On the competition front: Denis Villeneuve's Maelstrom was much applauded by a home-town Montreal audience -- it's the first Quebec-produced film in years to create a genuine "buzz." A talking fish (built by the Canadians who do David Cronenberg's surreal creations) tells the story of a screwed-up young Habitante (dashing Marie-Josée Croze) who after accidentally running over an old man finds herself falling in love with the old guy's son -- who has no idea she's the murderer. The romance is strangely winning, and the characters float in and out of water in an appealingly mythic way. Will we see Maelstrom in Boston? American distributors are loath to take on Canadian films, especially those in French, but this one has "cult" trappings and appeal for twentysomethings.

The biggest disappointment for me was David Mamet's State and Main, an intentional throwback to the George Kaufman/Moss Hart plays of the '30s and '40s -- The Man Who Came to Dinner-type entertainment.
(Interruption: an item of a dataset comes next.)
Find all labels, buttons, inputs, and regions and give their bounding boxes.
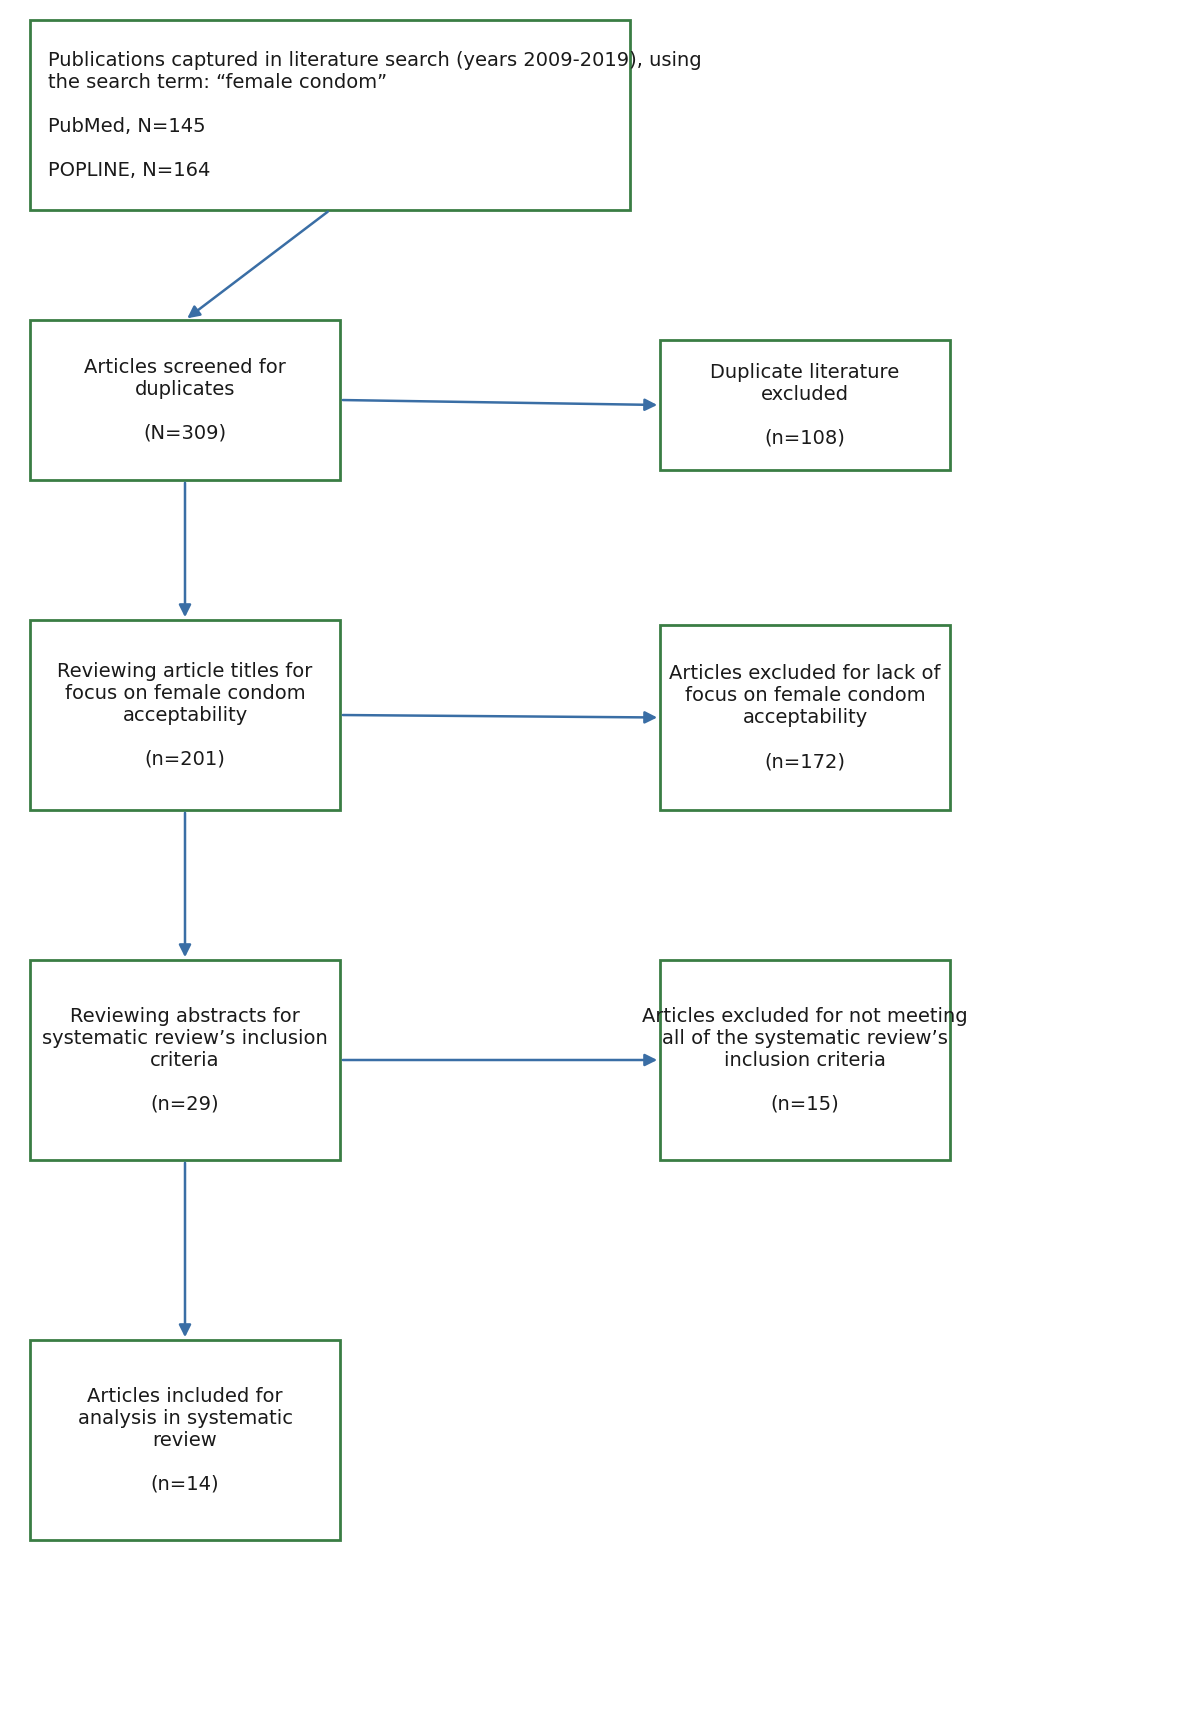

This one is very thin, underwritten by Mamet and complacently acted by several of our best thespians (Philip Seymour Hoffman, William H. Macy). There are too many one-liners that don't work, too many elaborate joke set-ups that aren't carried to punch lines. The plot has a movie company taking over a New Hampshire town (actually Manchester-by-the-Sea) after having had to leave its previous place of shooting. The problem is that the leading man (a funny Alex Baldwin) has a propensity for underage girls. "Everybody's got a hobby," is how he rationalizes it.

Macy plays the film's director, Julia Stiles is the new jailbait temptation for Baldwin, and Hoffman is the screenwriter, who finds himself falling in love (a lack-of-chemistry coupling) with local bookseller Rebecca Pidgeon, Mamet's real-life wife. I should mention that other American critics at Montreal concluded that State and Main is dandy and extremely humorous. (Sigh!) Yet all agreed that Pidgeon's nice-girl part is much too much on screen.

My surprise pleasure at Montreal was the offputting-sounding The Lifestyle: Group Sex in the Suburbs, a documentary about committed swingers made by David Schisgall, a one-time undergraduate film student at Harvard University ("Alfred Guzzetti's intense, quiet devotion to the highest form of cinema, documentary, gave me my calling"). He put in crazy years of dues working in Cambridge as Errol Morris's assistant -- a job that included, he admitted to me, entering Fred Leuchter's house and coming away with the at-Auschwitz tape that's the horrendous centerpiece of Mr. Death: The Rise and Fall of Fred A. Leuchter, Jr.

Shooting The Lifestyle, the 32-year-old Schisgall, said, "I was immediately engaged in an Oedipal struggle with Errol, attempting to make an X-rated Gates of Heaven." Indeed, Schisgall's lower-middle-class white-and-overage swingers are not far afield from Gates of Heaven's blue-haired pet-cemetery people. "It's the same self-created utopian vision, which to outsiders seems at best banal but is beautiful from their perspective. Errol had fully covered death. I covered sex, what's left?"

But the group sex has kept The Lifestyle out of Boston so far, though the film has had successful runs in New York, San Francisco, and Los Angeles. Schisgall explained, "One Boston exhibitor said my film was `disgusting.' It would be a great personal disaster not screening in Boston, but there's a 400-year-tradition of avoiding cutting-edge portraits of sex."

Meanwhile, Schisgall is getting married this month to Eugenia Peretz, a writer for Vanity Fair. His connubial thoughts: "My movie shows swingers who teach you that a good marriage shouldn't inhibit you but should open both people to new experiences and incredible adventures they could never have as individuals."

PS: The Lifestyle will play at the Harvard Film Archive in November, according to associate curator John Gianvito, who's a fan of Shisgall's film.